Per quanto lo riguarda, attualmente Netflix dovrebbe competere per i premi tipo gli Emmy; come governatore dell’Academy che rappresenta la gruppo dei registi, Spielberg desidera sostenere un cambiamento nelle regole quando si incontrerà ai colleghi per la sua riunione annuale post-Oscar.

“Steven è fortemente interessato alla differenza tra lo streaming e la situazione cinematografica”, ha detto un portavoce della Amblin. “Sarà felice se gli altri si uniranno alla sua campagna quando si presenterà alla riunione del Board of Governors dell’Academy. Vedremo cosa succederà.”

A quanto pare l’Academy sarebbe interessata a una modifica delle regole sui premi, e quindi è probabile che “la commissione considererà probabilmente l’argomento nella riunione di aprile”.

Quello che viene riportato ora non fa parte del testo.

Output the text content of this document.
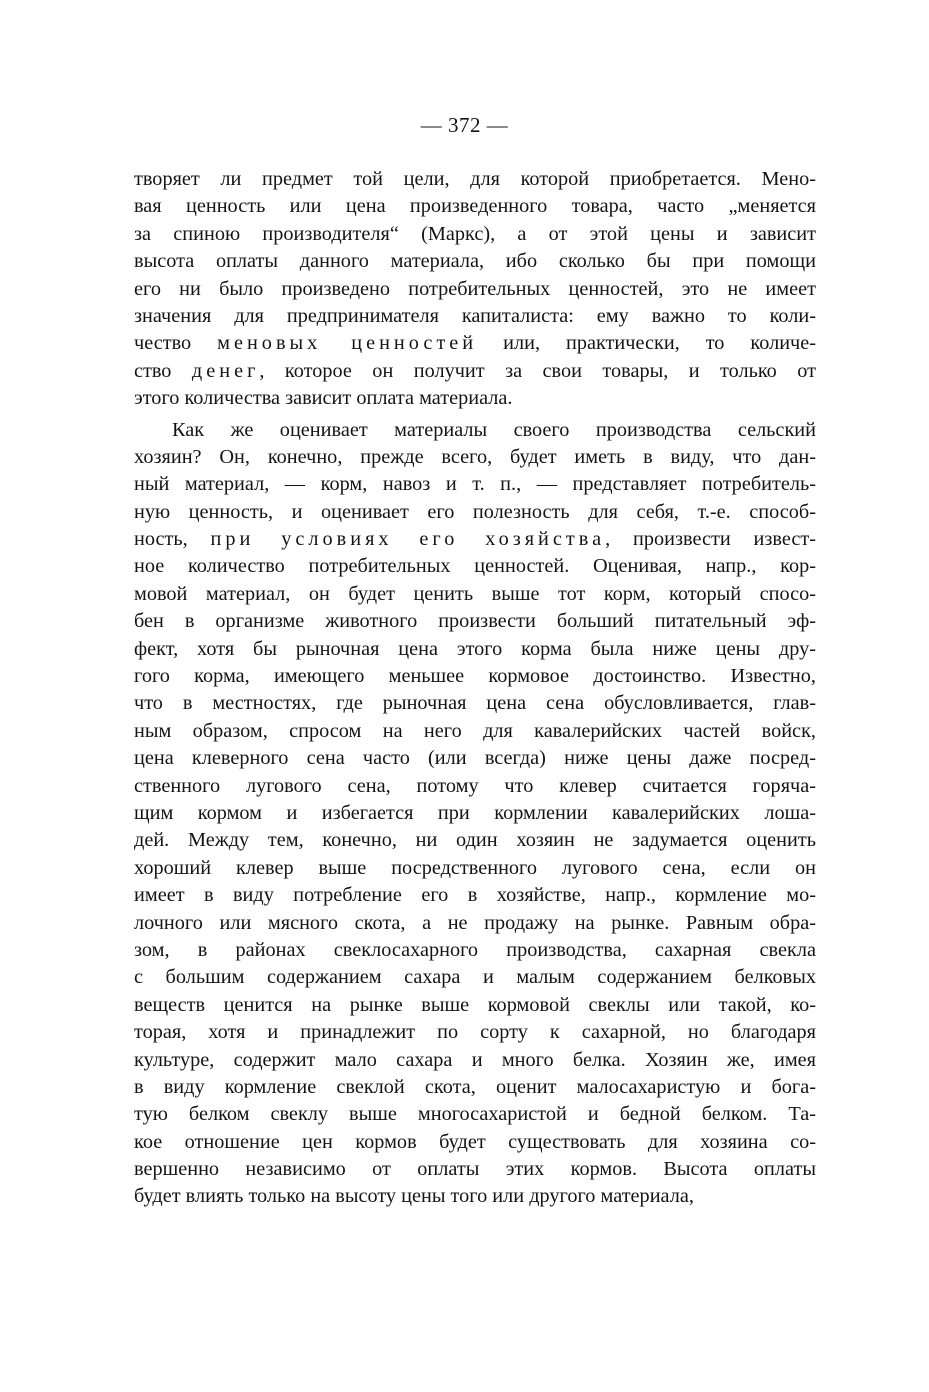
— 372 —
творяет ли предмет той цели, для которой приобретается. Мено-
вая ценность или цена произведенного товара, часто „меняется
за спиною производителя“ (Маркс), а от этой цены и зависит
высота оплаты данного материала, ибо сколько бы при помощи
его ни было произведено потребительных ценностей, это не имеет
значения для предпринимателя капиталиста: ему важно то коли-
чество меновых ценностей или, практически, то количе-
ство денег, которое он получит за свои товары, и только от
этого количества зависит оплата материала.
Как же оценивает материалы своего производства сельский
хозяин? Он, конечно, прежде всего, будет иметь в виду, что дан-
ный материал, — корм, навоз и т. п., — представляет потребитель-
ную ценность, и оценивает его полезность для себя, т.-е. способ-
ность, при условиях его хозяйства, произвести извест-
ное количество потребительных ценностей. Оценивая, напр., кор-
мовой материал, он будет ценить выше тот корм, который спосо-
бен в организме животного произвести больший питательный эф-
фект, хотя бы рыночная цена этого корма была ниже цены дру-
гого корма, имеющего меньшее кормовое достоинство. Известно,
что в местностях, где рыночная цена сена обусловливается, глав-
ным образом, спросом на него для кавалерийских частей войск,
цена клеверного сена часто (или всегда) ниже цены даже посред-
ственного лугового сена, потому что клевер считается горяча-
щим кормом и избегается при кормлении кавалерийских лоша-
дей. Между тем, конечно, ни один хозяин не задумается оценить
хороший клевер выше посредственного лугового сена, если он
имеет в виду потребление его в хозяйстве, напр., кормление мо-
лочного или мясного скота, а не продажу на рынке. Равным обра-
зом, в районах свеклосахарного производства, сахарная свекла
с большим содержанием сахара и малым содержанием белковых
веществ ценится на рынке выше кормовой свеклы или такой, ко-
торая, хотя и принадлежит по сорту к сахарной, но благодаря
культуре, содержит мало сахара и много белка. Хозяин же, имея
в виду кормление свеклой скота, оценит малосахаристую и бога-
тую белком свеклу выше многосахаристой и бедной белком. Та-
кое отношение цен кормов будет существовать для хозяина со-
вершенно независимо от оплаты этих кормов. Высота оплаты
будет влиять только на высоту цены того или другого материала,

Tuttavia, quando si tratta di determinare esattamente quali regole Netflix può aver violato, o quelle che dovrebbero essere cambiate, le cose diventano torbide. Ecco una carrellata delle lamentele presentate:

  • Netflix ha speso troppo. Uno stratega degli Oscar ha stimato che per Roma siano stati spesi ben 50 milioni di dollari nella campagna per gli Oscar, E Green Book invece ne ha spesi solo 5. (Il New York Times ha riportato 25 milioni, anche se Netflix insiste che i premi sono stati inseriti nel loro budget di marketing).
  • La spinta maggiore dei distributori per Roma è stata per la lingua straniera, il che ha danneggiato gli altri film. Il co-presidente della Sony Pictures Classics, Michael Barker, ha dichiarato di non avere avuto alcuna opzione finanziaria, ma di aver avuto modo di rilasciare i nominati agli Oscar “Never Look Away” e “Cafarnao” quando i cinema si sono riaperti dopo le vacanze, il che significa che un numero minore di elettori dell’Academy ha avuto la possibilità di vederli.
  • Roma ha trascorso solo tre settimane come esclusiva cinematografica e non ha rispettato la finestra teatrale di 90 giorni.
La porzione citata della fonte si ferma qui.